The Bowen family, Amy and Eric (Rosemarie DeWitt, Sam Rockwell) and their children, Kendra, Griffin and Maddie (Saxon Sharbino ,Kyle Catlett, and Kennedi Clements) move into a housing development built on a graveyard and the corpses are up in arms (pun intended). The poor “souls” choose youngest member Maddie to lead them to THE LIGHT, luring her through another dimension in her closet wall.
The restless souls start out as floating pods of light themselves before manifesting as zombie-like skeletons with gaping jaws. If they’re looking for THE LIGHT, wouldn’t they appear to deserve it first? If not, heaven is in for a truckload of hooligans.
There are some nice chills in the beginning as the kids are terrorized. A tree makes “going green” a horrifying experience for Griffin. Grotesque clown dolls leer and attack while the laundry room floor cracks and oozes black slime while sprouting grasping arms that pull Kendra downward.

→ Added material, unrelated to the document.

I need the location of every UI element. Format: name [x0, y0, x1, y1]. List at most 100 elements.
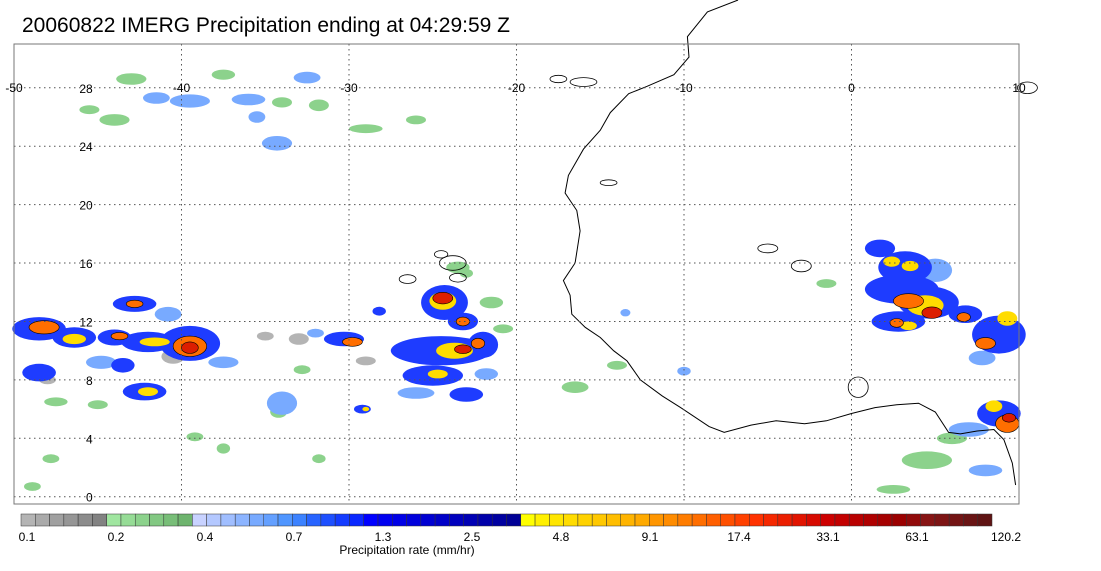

Whispers and murmurings inside the closet coax six-year-old Maddie far enough in so that she’s hauled off into the darkness. Fun stuff like that.
Maddie’s parents (much too calmly) enlist paranormal expert Brooke(Jane Adams) and later, cable TV star and house exorcist Carrigan Burke (Jared Harris) to retrieve her. One of Brooke's assistants has a chillingly close encounter with a hand drill; the other explains that Maddie is “here and not here” by drawing a circle on two different sheets of paper. Everyone understands but the audience.
Similarly, a lack of parental panic makes Rockwell’s and DeWitt’s characters, who only show real hysteria when something happens to Griffin, seem unrealistic. Your daughter is in danger; please show some emotion. Otherwise, we know you’re reading from a script, and that should never be apparent.
Director Gil Kenan (Monster House) and screenwriter David Lindsay-Abaire (Rabbit Hole) provide some variations in their new version of the classic film (no swimming pool, no crawling food, no Zelda Rubenstein, 3D effect, good for a scene with a squirrel, etc.) along with elements from the original (rope guide, ceiling portal, ectoplasm, internal whirlwinds, spontaneous inanimate formations) but these only serve to remind us what the original film did so effectively. Here, both the recognizable and the new seem like weak imitations. If only the viewer were grabbed the way Maddie was.
An abrupt resolution and puzzling “Easter egg” tucked midway through the end credits add to the dissatisfaction. This Poltergeist paints by the numbers, but the picture it creates is not even worthy of a fridge magnet.